Determining exposure in today’s digital world is easier than ever. Determining correct exposure is somewhat more elusive.
The definition of “correct” exposure is going to vary depending on multiple factors. A landscape artist, commercial photographer and a portrait photographer may all have different ideas about what a correctly exposed file might look like. Each could/should be correct for their specific application.
Portrait photographers tend to be interested in correct exposure for the face. This too can vary somewhat depending on if it is a scenic view or how important the environment is in the image. For the sake of simplicity, however, I would like to describe a technique that works very well for traditional portraiture.
This technique is called “Face Mask Histogram.” This is by far the most consistent means I know to achieve repeatable results in portrait exposures. It is what I have used for years and it has remained a valuable technique.
In “Figure 1” you will see how a histogram is found in Adobe’s Lightroom application. The histogram here indicates that there are very few areas of the image that are dark (note the left side of the histogram) and many areas that are light (note the right hand side of the histogram). There are also areas in the image that are over exposed. When parts of the histogram push up against the right or left side of the histogram it indicates clipping or under or overexposure. In this case on the right or highlight side indicates overexposure.
Traditionally a “correct” histogram or normally exposed file has no clipping. It is very important at this point to understand that histograms indicate the tonal values for the complete image. This particular image has a very broad range of tonality beyond what can normally be captured digitally. So knowing that there are some areas in this image that are too bright for the camera to handle, how can I determine correct exposure for this scene?

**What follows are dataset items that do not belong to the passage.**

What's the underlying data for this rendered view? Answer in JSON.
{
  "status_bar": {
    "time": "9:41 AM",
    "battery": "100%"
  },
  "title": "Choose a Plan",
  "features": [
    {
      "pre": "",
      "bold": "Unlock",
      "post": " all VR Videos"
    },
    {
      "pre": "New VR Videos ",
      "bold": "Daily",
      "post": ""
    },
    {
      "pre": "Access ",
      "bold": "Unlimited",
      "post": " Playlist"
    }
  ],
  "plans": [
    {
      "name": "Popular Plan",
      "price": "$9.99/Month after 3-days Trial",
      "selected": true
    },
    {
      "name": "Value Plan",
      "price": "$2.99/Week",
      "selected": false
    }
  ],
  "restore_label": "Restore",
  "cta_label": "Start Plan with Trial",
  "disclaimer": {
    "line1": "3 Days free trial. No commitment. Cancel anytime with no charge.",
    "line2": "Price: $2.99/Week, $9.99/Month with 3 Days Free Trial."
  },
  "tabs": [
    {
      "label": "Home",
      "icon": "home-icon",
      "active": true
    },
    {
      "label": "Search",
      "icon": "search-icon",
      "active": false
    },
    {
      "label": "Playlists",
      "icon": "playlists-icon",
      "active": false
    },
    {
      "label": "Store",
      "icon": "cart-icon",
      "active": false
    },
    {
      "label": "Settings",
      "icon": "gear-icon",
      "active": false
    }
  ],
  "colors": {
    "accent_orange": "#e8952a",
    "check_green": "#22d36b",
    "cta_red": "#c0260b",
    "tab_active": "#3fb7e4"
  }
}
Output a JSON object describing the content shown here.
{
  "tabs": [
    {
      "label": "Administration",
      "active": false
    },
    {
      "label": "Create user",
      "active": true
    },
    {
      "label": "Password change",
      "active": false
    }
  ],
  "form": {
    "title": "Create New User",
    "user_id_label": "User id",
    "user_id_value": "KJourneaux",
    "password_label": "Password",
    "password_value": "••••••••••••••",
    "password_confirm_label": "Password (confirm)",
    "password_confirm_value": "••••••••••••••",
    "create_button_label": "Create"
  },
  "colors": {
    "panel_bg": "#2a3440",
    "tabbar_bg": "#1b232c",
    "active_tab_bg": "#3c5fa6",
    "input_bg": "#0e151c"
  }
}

By using the cropping tool (this works for Lightroom, Photoshop and Bridge’s Camera Raw programs), crop only to the area of the face that you are interested in. The histogram will indicated the tonal ranges in the area that you have selected. (Note Figure 3.)
The histogram in Figure 3 indicates that the face has a near perfect exposure. There is no clipping in either the shadow or the highlights and tonal distribution look exactly like what I have come to expect from properly exposed faces. This translates into excellent results when receiving prints from my lab.
Please note that in this case there is a very bright edge light on the child’s face coming from the sun. I purposely did not include that in my crop. I wanted to know the values on the child’s face and knew that the very bright edge light would impact the Face Mask Histogram.
This technique works equally well in the studio. Just remember to crop to the “mask” of the face.
Obviously most portrait photographers do not shoot tethered to computers and therefore cannot use the Face Mask Histogram technique out in the field or in studio. I use the technique upon returning to the studio as a means of double checking my in studio or on location exposure technique. I also use it when producing digital files for ordering. I will check the Face Mask Histogram of all my files to make sure that they will print the way that I expect.
Hopefully you find the Face Mask Histogram technique as useful as I have.